Un reto ante el silencio de la mujer campesina

Por: Karina Baca Gómez Sánchez

“PARTICIPACIÓN POLÍTICA Y AGENDA DE LAS MUJERES EN LAS PROVINCIAS ALTAS DEL CUSCO”

Uno de los pilares más importantes de la democracia lo constituye la participación con igualdad entre varones y mujeres; de todas y todos los ciudadanos sin exclusio­nes, diferencias ni obstáculos y solo así; podemos apostar por un desarollo integral en nuestro país. Para direccionar nuestros esfuerzos hacia este desarrollo necesita­mos hacerle frente a las desigualdades existentes para concentramos en las bre­chas o aquellas condiciones de inequidad que hacen desigual las oportunidades entre mujeres y varones, en desmedro es­cencialmente de las mujeres cuyo impacto en la familia es crucial.

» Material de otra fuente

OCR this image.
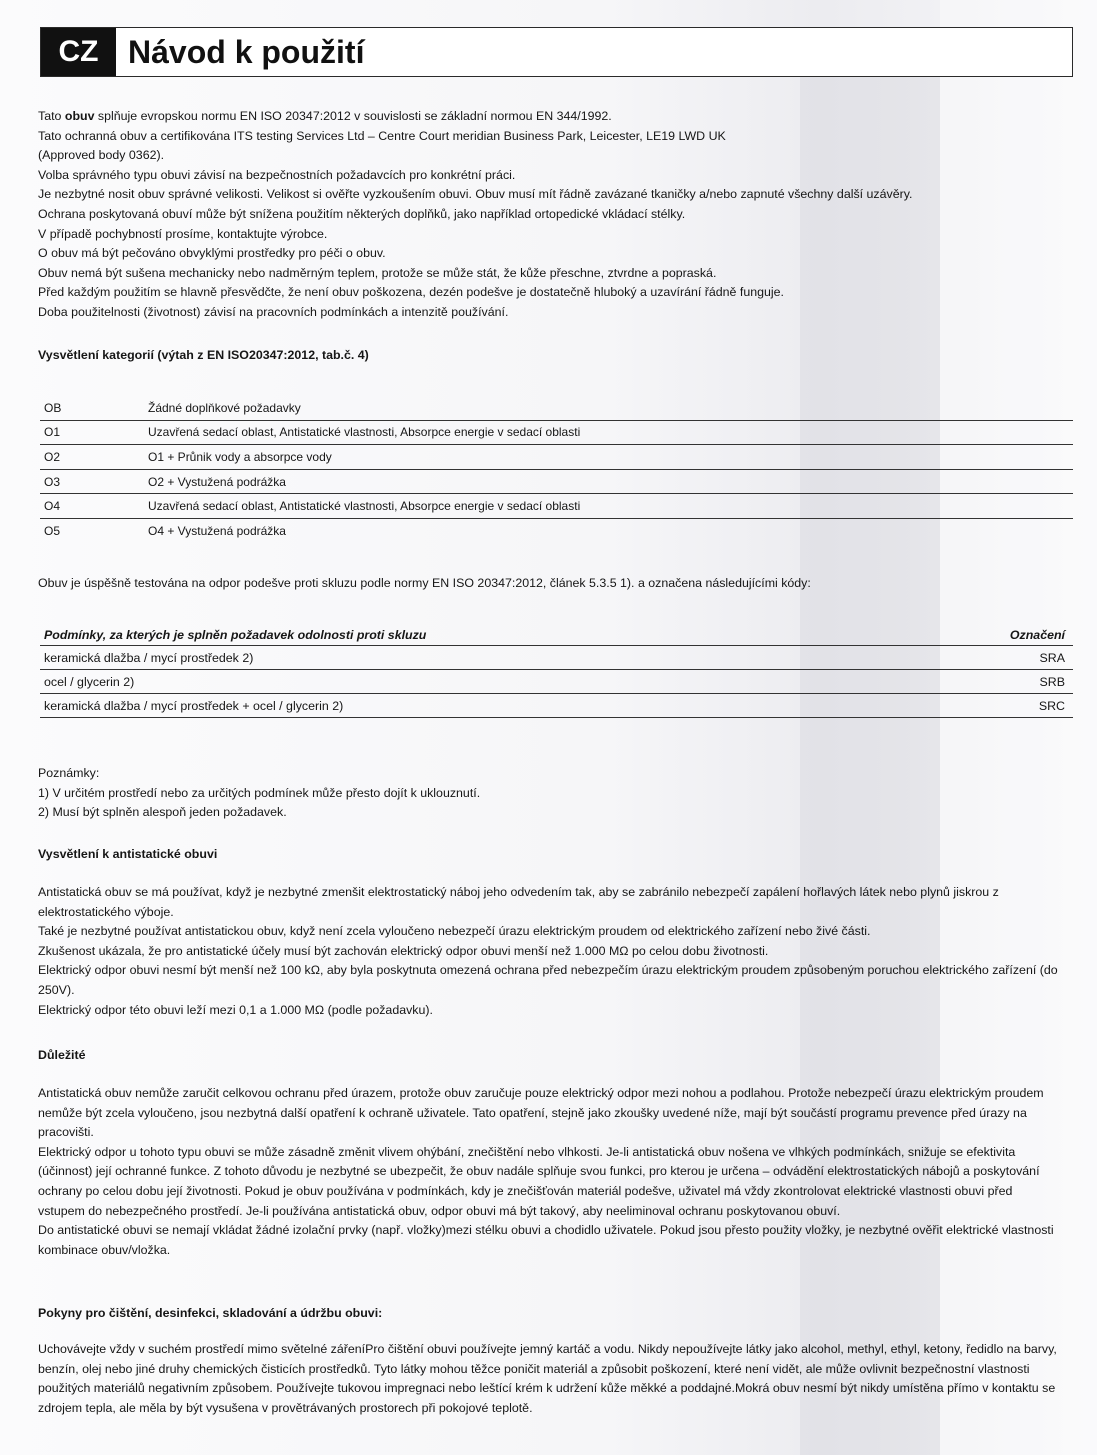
CZ Návod k použití

Tato obuv splňuje evropskou normu EN ISO 20347:2012 v souvislosti se základní normou EN 344/1992.

Tato ochranná obuv a certifikována ITS testing Services Ltd – Centre Court meridian Business Park, Leicester, LE19 LWD UK

(Approved body 0362).

Volba správného typu obuvi závisí na bezpečnostních požadavcích pro konkrétní práci.

Je nezbytné nosit obuv správné velikosti. Velikost si ověřte vyzkoušením obuvi. Obuv musí mít řádně zavázané tkaničky a/nebo zapnuté všechny další uzávěry.

Ochrana poskytovaná obuví může být snížena použitím některých doplňků, jako například ortopedické vkládací stélky.

V případě pochybností prosíme, kontaktujte výrobce.

O obuv má být pečováno obvyklými prostředky pro péči o obuv.

Obuv nemá být sušena mechanicky nebo nadměrným teplem, protože se může stát, že kůže přeschne, ztvrdne a popraská.

Před každým použitím se hlavně přesvědčte, že není obuv poškozena, dezén podešve je dostatečně hluboký a uzavírání řádně funguje.

Doba použitelnosti (životnost) závisí na pracovních podmínkách a intenzitě používání.

Vysvětlení kategorií (výtah z EN ISO20347:2012, tab.č. 4)
OB	Žádné doplňkové požadavky
O1	Uzavřená sedací oblast, Antistatické vlastnosti, Absorpce energie v sedací oblasti
O2	O1 + Průnik vody a absorpce vody
O3	O2 + Vystužená podrážka
O4	Uzavřená sedací oblast, Antistatické vlastnosti, Absorpce energie v sedací oblasti
O5	O4 + Vystužená podrážka
Obuv je úspěšně testována na odpor podešve proti skluzu podle normy EN ISO 20347:2012, článek 5.3.5 1). a označena následujícími kódy:
Podmínky, za kterých je splněn požadavek odolnosti proti skluzu	Označení
keramická dlažba / mycí prostředek 2)	SRA
ocel / glycerin 2)	SRB
keramická dlažba / mycí prostředek + ocel / glycerin 2)	SRC

Poznámky:

1) V určitém prostředí nebo za určitých podmínek může přesto dojít k uklouznutí.

2) Musí být splněn alespoň jeden požadavek.

Vysvětlení k antistatické obuvi

Antistatická obuv se má používat, když je nezbytné zmenšit elektrostatický náboj jeho odvedením tak, aby se zabránilo nebezpečí zapálení hořlavých látek nebo plynů jiskrou z elektrostatického výboje.

Také je nezbytné používat antistatickou obuv, když není zcela vyloučeno nebezpečí úrazu elektrickým proudem od elektrického zařízení nebo živé části.

Zkušenost ukázala, že pro antistatické účely musí být zachován elektrický odpor obuvi menší než 1.000 MΩ po celou dobu životnosti.

Elektrický odpor obuvi nesmí být menší než 100 kΩ, aby byla poskytnuta omezená ochrana před nebezpečím úrazu elektrickým proudem způsobeným poruchou elektrického zařízení (do 250V).

Elektrický odpor této obuvi leží mezi 0,1 a 1.000 MΩ (podle požadavku).

Důležité

Antistatická obuv nemůže zaručit celkovou ochranu před úrazem, protože obuv zaručuje pouze elektrický odpor mezi nohou a podlahou. Protože nebezpečí úrazu elektrickým proudem nemůže být zcela vyloučeno, jsou nezbytná další opatření k ochraně uživatele. Tato opatření, stejně jako zkoušky uvedené níže, mají být součástí programu prevence před úrazy na pracovišti.

Elektrický odpor u tohoto typu obuvi se může zásadně změnit vlivem ohýbání, znečištění nebo vlhkosti. Je-li antistatická obuv nošena ve vlhkých podmínkách, snižuje se efektivita (účinnost) její ochranné funkce. Z tohoto důvodu je nezbytné se ubezpečit, že obuv nadále splňuje svou funkci, pro kterou je určena – odvádění elektrostatických nábojů a poskytování ochrany po celou dobu její životnosti. Pokud je obuv používána v podmínkách, kdy je znečišťován materiál podešve, uživatel má vždy zkontrolovat elektrické vlastnosti obuvi před vstupem do nebezpečného prostředí. Je-li používána antistatická obuv, odpor obuvi má být takový, aby neeliminoval ochranu poskytovanou obuví.

Do antistatické obuvi se nemají vkládat žádné izolační prvky (např. vložky)mezi stélku obuvi a chodidlo uživatele. Pokud jsou přesto použity vložky, je nezbytné ověřit elektrické vlastnosti kombinace obuv/vložka.

Pokyny pro čištění, desinfekci, skladování a údržbu obuvi:

Uchovávejte vždy v suchém prostředí mimo světelné zářeníPro čištění obuvi používejte jemný kartáč a vodu. Nikdy nepoužívejte látky jako alcohol, methyl, ethyl, ketony, ředidlo na barvy, benzín, olej nebo jiné druhy chemických čisticích prostředků. Tyto látky mohou těžce poničit materiál a způsobit poškození, které není vidět, ale může ovlivnit bezpečnostní vlastnosti použitých materiálů negativním způsobem. Používejte tukovou impregnaci nebo leštící krém k udržení kůže měkké a poddajné.Mokrá obuv nesmí být nikdy umístěna přímo v kontaktu se zdrojem tepla, ale měla by být vysušena v provětrávaných prostorech při pokojové teplotě.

Actualmente he­mos podido apreciar algunos avances del Estado como la disminución de la morta­lidad materna y el analfabetismo que eran brechas directamente relacionadas con la mujer, y a partir de la visualización de sus problemas se pudo hacer frente a los mis­mos desde la planificación de programas y proyectos hasta el despliegue de estra­tegias especializadas en el eje estratégi­co de salud donde se concentró la mirada del Estado y las cifras fueron cediendo; sin embargo y a pesar de los esfuerzos desple­gados la situación de la mujer en provin­cias altas continúa siendo contradictoria, mientras las cifras oficiales muestran una disminución considerable de afectación, la realidad nos muestra otras aristas; por citar una: La provincia de Chumbivilcas registra 208 denuncias por violencia fami­liar; sin embargo quienes trabajamos en la zona sabemos que ese no es un indicador confiable; esta cifra en realidad representa el grado de acceso a la justicia por parte de la mujer de las comunidades campesinas de las provincias altas donde el sistema de prevención y atención de la violencia fami­liar resulta inaplicable; en estos espacios cuando se produce y reproduce la violen­cia familiar; las mujeres guardan sepulcral silencio y la única forma de enterarse del conflicto es por el feminicidio consumado o la autoeliminación por envenenamiento. Los servicios públicos se encuentran lejanos y sus funcionarios no son los más com­petentes, ni los más atentos más aún es frecuente el maltrato a la población.

<<Los servicios públicos se encuentran lejanos y sus funcionarios no son los más competentes, ni los más atentos más aún es frecuente el maltrato a la población>>

La mujer se ve imposibilitada de cargar con sus hijos y proveerles de alimentación asi como refugio hasta Santo Tomas ade­más de hacer la complicada travesía para los examenes médicos, la denuncia como tal etc, y la demora del proceso que proba­blemente termine sin la adecuada atención hace que la mujer campesina no realice la denuncia. También existe la probabilidad de perder sus tierras por no ser la titular del derecho de posesión en la comuni­dad; y al respecto cabe referir que la mu­jer, en su mayoría; no cuenta con acceso a la posesión de la tierra, no cuenta con autonomía económica, está sobrecargada de actividades y carga con el trabajo do­méstico no valorado ni remunerado; ade­más de encontrarse en extrema pobreza y debilitadas en su autonomía para regu­lar su vida al interior de las comunidades. En medio de esta desigual y complicada coyuntura surgen las organizaciones de mujeres que posibilitan espacios de participación en la cual hacen escuchar su voz a cerca de sus necesidades urgentes, como la necesidad imperiosa de acceder a la posesión de la tierra como comunera calificada o disminuir los índices de em­barazos adolescentes que tanto afecta a las provincias altas.

Una agenda es el reto elemental que se in­terpone al silencio de la mujer campesina y que con ella planifica su desarrollo de forma organizada apostando por cumplir todo lo que en ella se plantea.